1. One of the easiest things to check is growth, both because it’s easy to measure and because most companies (Yammer included) track this closely already. In this case, you have to make it yourself, though. You’ll notice that nothing has really changed about the growth rate—it continues to be high during the week, low on weekends:
2. Since growth is normal, it’s possible that the dip in engagement is coming from existing users as opposed to new ones. One of the most effective ways to look at this is to cohort users based on when they signed up for the product. This chart shows a decrease in engagement among users who signed up more than 10 weeks prior:
3. The understanding that the problem is localized to older users leads us to believe that the problem probably isn’t related to a one-time spike from marketing traffic or something that is affecting new traffic to the site like being blocked or changing rank on search engines. Now let’s take a look at various device types to see if the problem is localized to any particular product:
4. If you filter the above chart down to phones (double-click the dot next to “phone” in the legend), you will see that there’s a pretty steep drop in phone engagement rates. So it’s likely that there’s a problem with the mobile app related to long-time user retention. At this point, you’re in a good position to ask around and see if anything changed recently with the mobile app to try to figure out the problem. You might also think about what causes people to engage with the product. The purpose of the digest email mentioned above is to bring users back into the product. Since we know this problem relates to the retention of long-time users, it’s worth checking out whether the email has something to do with it:
5. If you filter to clickthroughs (again, by clicking the dot in the legend), you’ll see that clickthroughs are way down. This next chart shows in greater detail clickthrough and open rates of emails, indicating clearly that the problem has to do with digest emails in addition to mobile apps.

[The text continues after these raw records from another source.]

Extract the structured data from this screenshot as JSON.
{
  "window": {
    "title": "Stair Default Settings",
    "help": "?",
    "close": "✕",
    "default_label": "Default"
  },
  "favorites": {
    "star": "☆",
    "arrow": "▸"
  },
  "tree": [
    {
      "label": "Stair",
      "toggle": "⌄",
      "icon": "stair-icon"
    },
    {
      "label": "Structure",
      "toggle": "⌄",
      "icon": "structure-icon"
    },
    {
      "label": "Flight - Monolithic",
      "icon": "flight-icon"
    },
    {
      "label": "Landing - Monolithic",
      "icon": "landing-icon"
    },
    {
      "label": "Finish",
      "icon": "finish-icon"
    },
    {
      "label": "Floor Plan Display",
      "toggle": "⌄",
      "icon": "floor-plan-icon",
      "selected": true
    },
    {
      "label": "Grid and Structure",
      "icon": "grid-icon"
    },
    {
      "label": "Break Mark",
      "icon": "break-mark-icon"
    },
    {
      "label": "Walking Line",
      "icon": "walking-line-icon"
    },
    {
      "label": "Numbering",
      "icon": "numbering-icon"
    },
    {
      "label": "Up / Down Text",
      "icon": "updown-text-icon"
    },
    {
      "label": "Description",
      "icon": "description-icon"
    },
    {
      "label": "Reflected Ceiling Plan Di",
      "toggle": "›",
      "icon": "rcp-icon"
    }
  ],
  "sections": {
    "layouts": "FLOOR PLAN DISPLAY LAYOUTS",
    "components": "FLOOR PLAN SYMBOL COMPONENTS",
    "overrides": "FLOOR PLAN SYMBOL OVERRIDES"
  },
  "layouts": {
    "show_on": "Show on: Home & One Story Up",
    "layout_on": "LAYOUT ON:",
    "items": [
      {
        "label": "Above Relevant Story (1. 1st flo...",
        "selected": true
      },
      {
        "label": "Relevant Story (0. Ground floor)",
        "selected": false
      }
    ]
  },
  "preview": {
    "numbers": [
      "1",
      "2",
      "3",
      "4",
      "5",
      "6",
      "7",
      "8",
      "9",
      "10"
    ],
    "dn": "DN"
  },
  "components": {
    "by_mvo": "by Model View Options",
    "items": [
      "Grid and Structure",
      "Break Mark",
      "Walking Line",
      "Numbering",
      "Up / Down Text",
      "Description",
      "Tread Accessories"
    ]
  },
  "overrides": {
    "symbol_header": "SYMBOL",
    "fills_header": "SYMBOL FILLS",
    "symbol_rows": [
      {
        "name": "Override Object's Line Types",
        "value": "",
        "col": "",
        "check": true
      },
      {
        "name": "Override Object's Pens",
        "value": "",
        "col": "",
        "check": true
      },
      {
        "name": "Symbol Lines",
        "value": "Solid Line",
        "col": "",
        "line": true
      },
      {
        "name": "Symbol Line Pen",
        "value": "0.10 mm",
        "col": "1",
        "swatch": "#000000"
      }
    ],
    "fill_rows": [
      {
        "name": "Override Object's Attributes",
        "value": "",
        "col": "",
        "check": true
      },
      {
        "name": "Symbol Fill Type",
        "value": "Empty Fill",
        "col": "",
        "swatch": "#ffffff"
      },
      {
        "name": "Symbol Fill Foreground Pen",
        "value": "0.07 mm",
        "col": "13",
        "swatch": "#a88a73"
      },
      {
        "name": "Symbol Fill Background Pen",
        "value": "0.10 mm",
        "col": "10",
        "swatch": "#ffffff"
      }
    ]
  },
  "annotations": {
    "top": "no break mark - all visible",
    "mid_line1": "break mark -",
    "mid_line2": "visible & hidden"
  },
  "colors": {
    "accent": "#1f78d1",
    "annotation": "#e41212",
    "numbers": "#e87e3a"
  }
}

After investigation, it appears that the problem has to do with mobile use and digest emails. The intended action here should be clear: notify the head of product (who approached you in the first place) that the problem is localized in these areas and that it’s worth checking to make sure something isn’t broken or poorly implemented. It’s not clear from the data exactly what the problem is or how it should be solved, but the above work can save other teams a lot of time in figuring out where to look.